Une semaine après l'interdiction par la FCC de la vente de nouveaux routeurs Wi-Fi de fabrication étrangère pour des raisons de sécurité nationale, de nouveaux détails apparaissent sur les cyberattaques impliquées et sur la contestation croissante de l'efficacité de cette politique globale.

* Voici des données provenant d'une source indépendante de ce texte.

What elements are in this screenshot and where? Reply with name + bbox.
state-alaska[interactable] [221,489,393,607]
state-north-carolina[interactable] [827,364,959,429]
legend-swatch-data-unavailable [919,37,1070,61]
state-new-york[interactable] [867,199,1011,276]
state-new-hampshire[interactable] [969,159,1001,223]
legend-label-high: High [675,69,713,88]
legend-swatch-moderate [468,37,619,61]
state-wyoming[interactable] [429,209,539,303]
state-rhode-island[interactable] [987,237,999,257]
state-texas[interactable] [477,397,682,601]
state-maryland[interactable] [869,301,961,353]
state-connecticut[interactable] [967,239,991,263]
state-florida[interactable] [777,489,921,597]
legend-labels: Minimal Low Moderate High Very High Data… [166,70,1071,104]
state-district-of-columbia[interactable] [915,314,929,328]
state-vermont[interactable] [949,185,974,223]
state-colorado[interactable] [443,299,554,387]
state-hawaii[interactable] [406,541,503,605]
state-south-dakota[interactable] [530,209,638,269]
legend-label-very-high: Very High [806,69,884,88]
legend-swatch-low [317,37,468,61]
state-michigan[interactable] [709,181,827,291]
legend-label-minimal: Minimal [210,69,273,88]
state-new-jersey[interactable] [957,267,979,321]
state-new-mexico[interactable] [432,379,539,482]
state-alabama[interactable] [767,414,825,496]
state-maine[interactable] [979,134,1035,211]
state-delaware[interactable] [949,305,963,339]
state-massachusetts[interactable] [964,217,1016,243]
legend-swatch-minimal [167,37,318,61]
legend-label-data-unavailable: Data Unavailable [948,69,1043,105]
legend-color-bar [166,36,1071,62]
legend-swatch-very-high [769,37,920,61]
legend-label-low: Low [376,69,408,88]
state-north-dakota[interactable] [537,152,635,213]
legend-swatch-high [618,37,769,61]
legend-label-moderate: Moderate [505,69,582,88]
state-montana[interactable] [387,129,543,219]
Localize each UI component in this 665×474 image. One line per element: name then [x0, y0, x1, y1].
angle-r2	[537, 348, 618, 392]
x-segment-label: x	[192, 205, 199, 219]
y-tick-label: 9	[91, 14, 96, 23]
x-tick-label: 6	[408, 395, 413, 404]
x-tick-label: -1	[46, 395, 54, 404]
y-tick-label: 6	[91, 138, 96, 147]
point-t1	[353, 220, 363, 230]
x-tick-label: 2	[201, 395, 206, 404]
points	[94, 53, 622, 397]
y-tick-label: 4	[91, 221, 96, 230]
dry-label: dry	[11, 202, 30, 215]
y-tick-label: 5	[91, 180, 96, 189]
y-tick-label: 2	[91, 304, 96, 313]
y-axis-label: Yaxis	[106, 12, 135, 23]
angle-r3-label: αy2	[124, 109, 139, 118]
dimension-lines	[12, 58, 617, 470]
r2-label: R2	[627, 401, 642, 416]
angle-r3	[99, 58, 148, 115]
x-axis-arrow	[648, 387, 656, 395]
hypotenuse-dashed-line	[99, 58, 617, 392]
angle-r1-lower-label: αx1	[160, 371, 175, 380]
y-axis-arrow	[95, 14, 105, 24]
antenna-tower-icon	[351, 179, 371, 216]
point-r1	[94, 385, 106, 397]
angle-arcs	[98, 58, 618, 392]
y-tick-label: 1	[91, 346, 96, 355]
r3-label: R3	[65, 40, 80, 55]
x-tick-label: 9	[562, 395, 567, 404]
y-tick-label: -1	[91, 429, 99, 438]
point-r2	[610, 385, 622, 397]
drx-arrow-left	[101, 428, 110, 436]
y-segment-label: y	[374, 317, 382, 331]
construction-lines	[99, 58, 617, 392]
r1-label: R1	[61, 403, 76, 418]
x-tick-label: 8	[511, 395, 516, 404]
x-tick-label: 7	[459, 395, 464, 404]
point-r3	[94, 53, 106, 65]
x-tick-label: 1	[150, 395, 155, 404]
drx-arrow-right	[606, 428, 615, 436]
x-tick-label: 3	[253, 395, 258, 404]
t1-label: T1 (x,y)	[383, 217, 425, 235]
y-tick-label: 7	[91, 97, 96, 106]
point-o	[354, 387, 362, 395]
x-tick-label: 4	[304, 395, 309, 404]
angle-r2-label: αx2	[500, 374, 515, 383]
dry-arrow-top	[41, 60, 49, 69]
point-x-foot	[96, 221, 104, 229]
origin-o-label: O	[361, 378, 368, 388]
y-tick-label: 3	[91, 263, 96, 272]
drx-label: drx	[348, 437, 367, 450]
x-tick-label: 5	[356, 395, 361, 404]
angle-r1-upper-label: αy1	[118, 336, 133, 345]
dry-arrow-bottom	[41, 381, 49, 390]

L'avis public de la FCC cible explicitement les routeurs liés à des cyberattaques récentes, notamment Volt, Flax et Salt Typhoon, qui ont pénétré des réseaux gérant des écoutes téléphoniques sensibles autorisées par les tribunaux. L'agence considère que les routeurs fabriqués à l'étranger — ceux dont la fabrication, l'assemblage, la conception ou le développement sont effectués à l'étranger — présentent des « risques inacceptables », ce qui affecte la quasi-totalité des nouveaux modèles compte tenu des chaînes d'approvisionnement mondiales. Par exemple, Netgear produit au Vietnam, en Thaïlande, en Indonésie et à Taïwan, tandis que Starlink met en avant des routeurs plus récents assemblés au Texas.
La FCC renvoie les demandes à sa FAQ sur la « Covered List », les fabricants cherchant à obtenir des approbations conditionnelles dans un contexte de nervosité du marché. Plus de clarté sur les entreprises concernées est attendue d'ici un à deux mois, selon les observateurs du secteur.
Les critiques s'expriment haut et fort. William Budington, de l'Electronic Frontier Foundation, a qualifié l'interdiction d'« instrument extrêmement brutal » qui nuit également aux produits inoffensifs. Alan Butler, de l'Electronic Privacy Information Center, a averti qu'elle pourrait dégrader la sécurité après la date limite, transformant les routeurs en « citrouilles » faute de mises à jour. Les experts en cybersécurité soutiennent globalement la sécurisation des routeurs, mais dénoncent cette approche radicale : Thomas Pace, de NetRise, a souligné l'existence de vulnérabilités sur toutes les marques, et Sergey Shykevich, de Check Point Research, a noté que les identifiants par défaut alimentaient les piratages de masse.